Mouse Eng Target Information
- Target Symbol: Eng, endoglin
- Alias:
- AI528660
- AI662476
- CD105
- Endo
- expressed sequence AI528660
- expressed sequence AI662476
- NCBI_Gene: 13805
Mouse Eng Predicted Functions
Enables protein homodimerization activity and transforming growth factor beta binding activity. Involved in several processes, including circulatory system development; positive regulation of cell differentiation; and regulation of gene expression. Acts upstream of or within circulatory system development and positive regulation of angiogenesis. Located in endothelial microparticle. Is expressed in several structures, including brain; cardiovascular system; extraembryonic vascular system; and lung. Used to study arteriovenous malformations of the brain and hereditary hemorrhagic telangiectasia. Human ortholog(s) of this gene implicated in arteriovenous malformation; arteriovenous malformations of the brain; breast cancer; hereditary hemorrhagic telangiectasia; and intracranial aneurysm. Orthologous to human ENG (endoglin).
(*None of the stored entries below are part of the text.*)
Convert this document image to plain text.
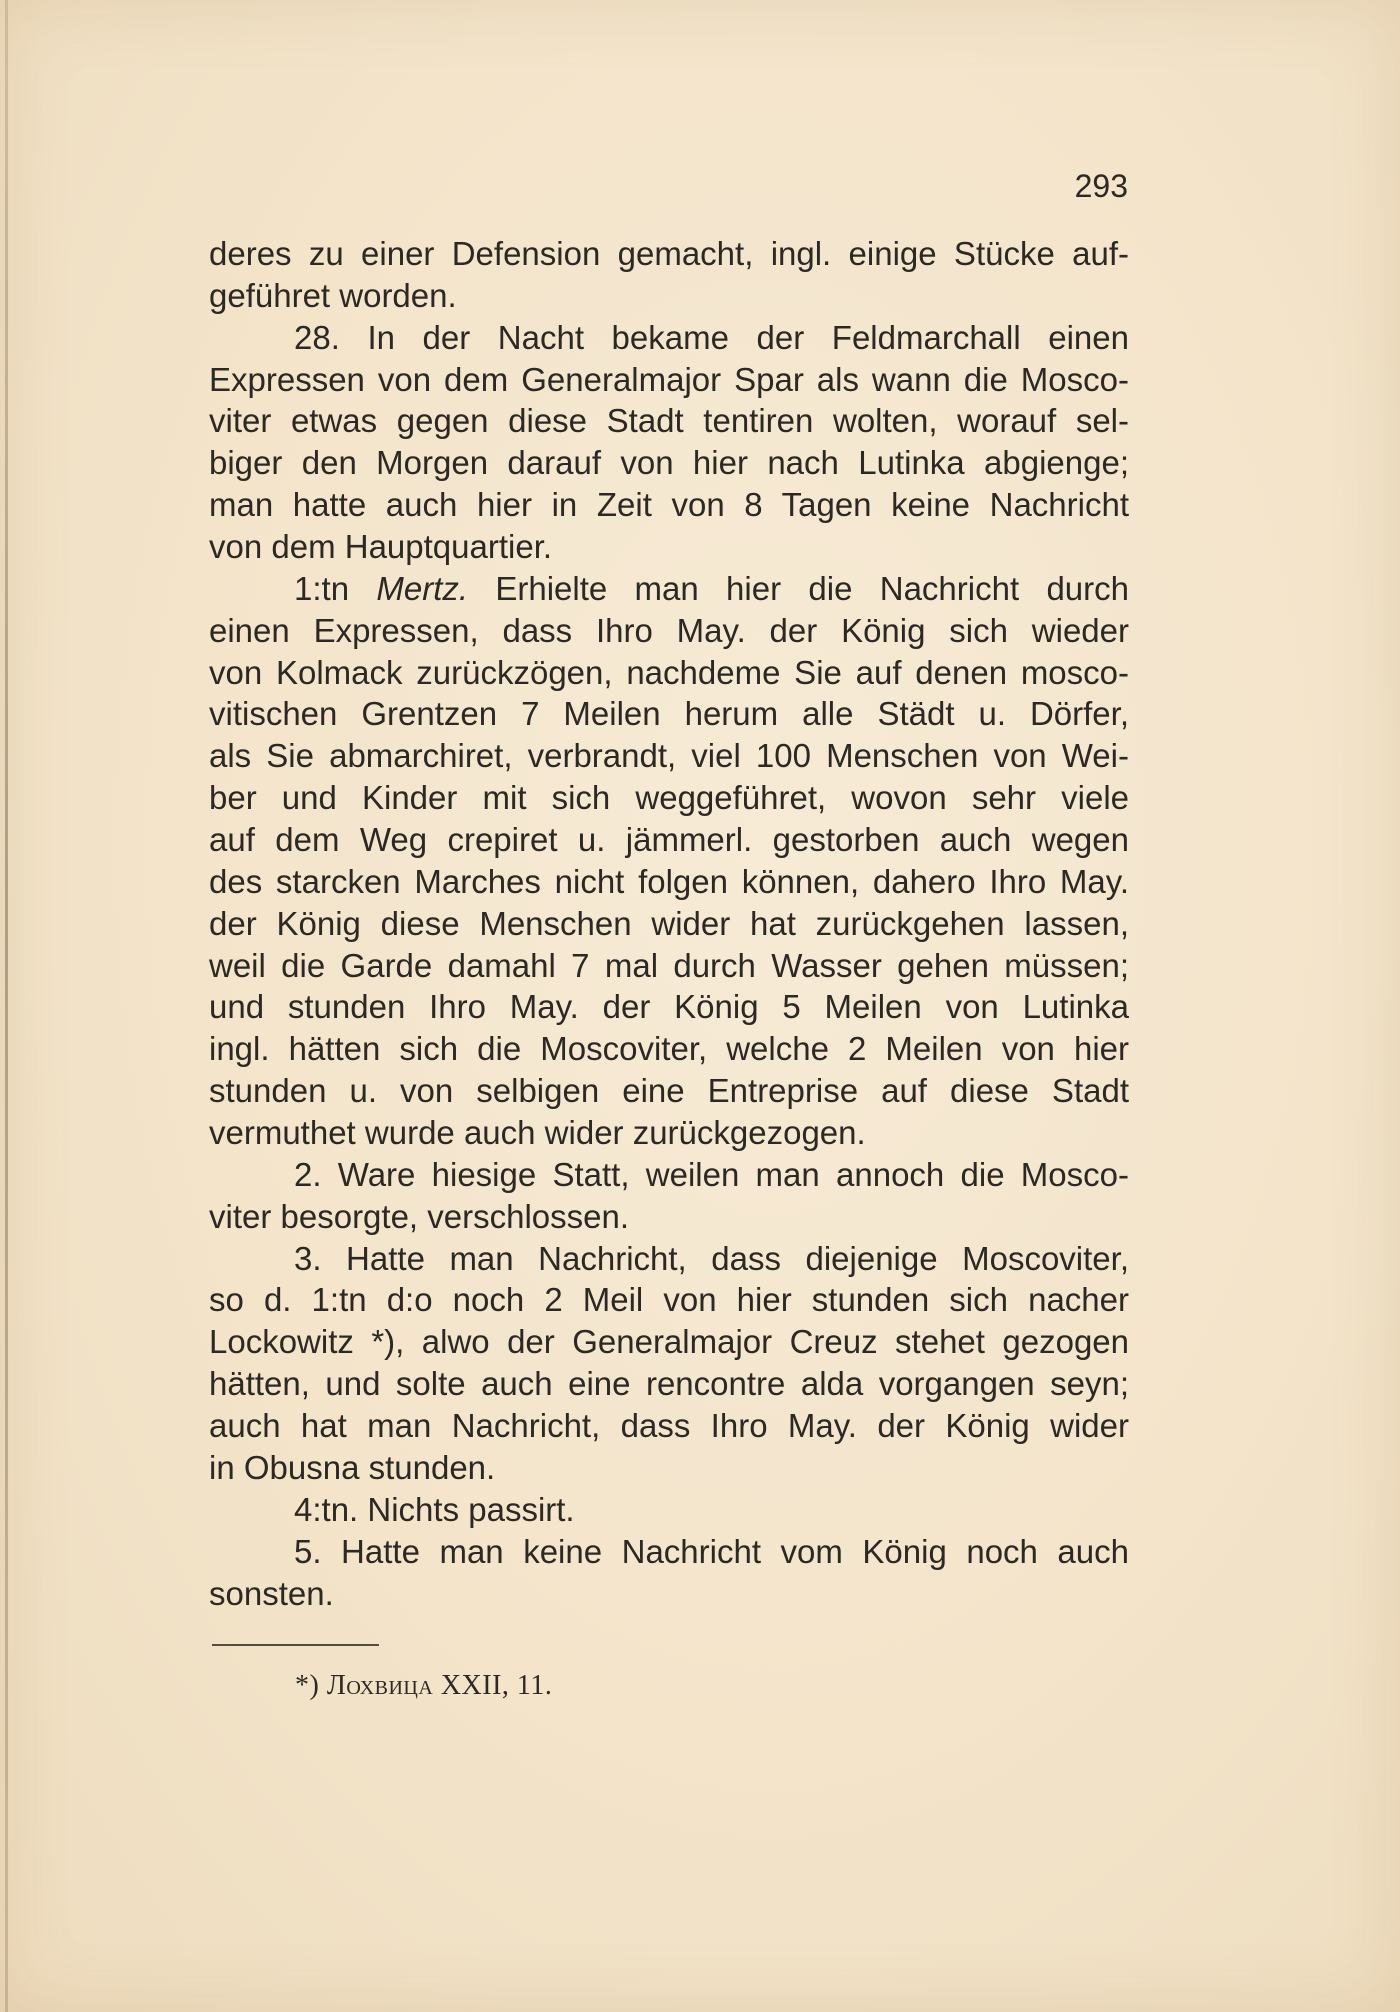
293
deres zu einer Defension gemacht, ingl. einige Stücke auf-
geführet worden.
28. In der Nacht bekame der Feldmarchall einen
Expressen von dem Generalmajor Spar als wann die Mosco-
viter etwas gegen diese Stadt tentiren wolten, worauf sel-
biger den Morgen darauf von hier nach Lutinka abgienge;
man hatte auch hier in Zeit von 8 Tagen keine Nachricht
von dem Hauptquartier.
1:tn Mertz. Erhielte man hier die Nachricht durch
einen Expressen, dass Ihro May. der König sich wieder
von Kolmack zurückzögen, nachdeme Sie auf denen mosco-
vitischen Grentzen 7 Meilen herum alle Städt u. Dörfer,
als Sie abmarchiret, verbrandt, viel 100 Menschen von Wei-
ber und Kinder mit sich weggeführet, wovon sehr viele
auf dem Weg crepiret u. jämmerl. gestorben auch wegen
des starcken Marches nicht folgen können, dahero Ihro May.
der König diese Menschen wider hat zurückgehen lassen,
weil die Garde damahl 7 mal durch Wasser gehen müssen;
und stunden Ihro May. der König 5 Meilen von Lutinka
ingl. hätten sich die Moscoviter, welche 2 Meilen von hier
stunden u. von selbigen eine Entreprise auf diese Stadt
vermuthet wurde auch wider zurückgezogen.
2. Ware hiesige Statt, weilen man annoch die Mosco-
viter besorgte, verschlossen.
3. Hatte man Nachricht, dass diejenige Moscoviter,
so d. 1:tn d:o noch 2 Meil von hier stunden sich nacher
Lockowitz *), alwo der Generalmajor Creuz stehet gezogen
hätten, und solte auch eine rencontre alda vorgangen seyn;
auch hat man Nachricht, dass Ihro May. der König wider
in Obusna stunden.
4:tn. Nichts passirt.
5. Hatte man keine Nachricht vom König noch auch
sonsten.
*) Лохвица XXII, 11.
Rat Eng Target Information
- Target Symbol: Eng, endoglin
- Alias:
- MGC124909
- NCBI_Gene: 497010
Rat Eng Predicted Functions
Enables type II transforming growth factor beta receptor binding activity. Involved in several processes, including cellular response to mechanical stimulus; positive regulation of collagen biosynthetic process; and positive regulation of macromolecule metabolic process. Located in cell surface and extracellular space. Used to study congestive heart failure; pre-eclampsia; and renal fibrosis. Biomarker of cholestasis; congestive heart failure; hepatocellular carcinoma; hypertension (multiple); and renal fibrosis. Human ortholog(s) of this gene implicated in arteriovenous malformation; arteriovenous malformations of the brain; breast cancer; hereditary hemorrhagic telangiectasia; and intracranial aneurysm. Orthologous to human ENG (endoglin).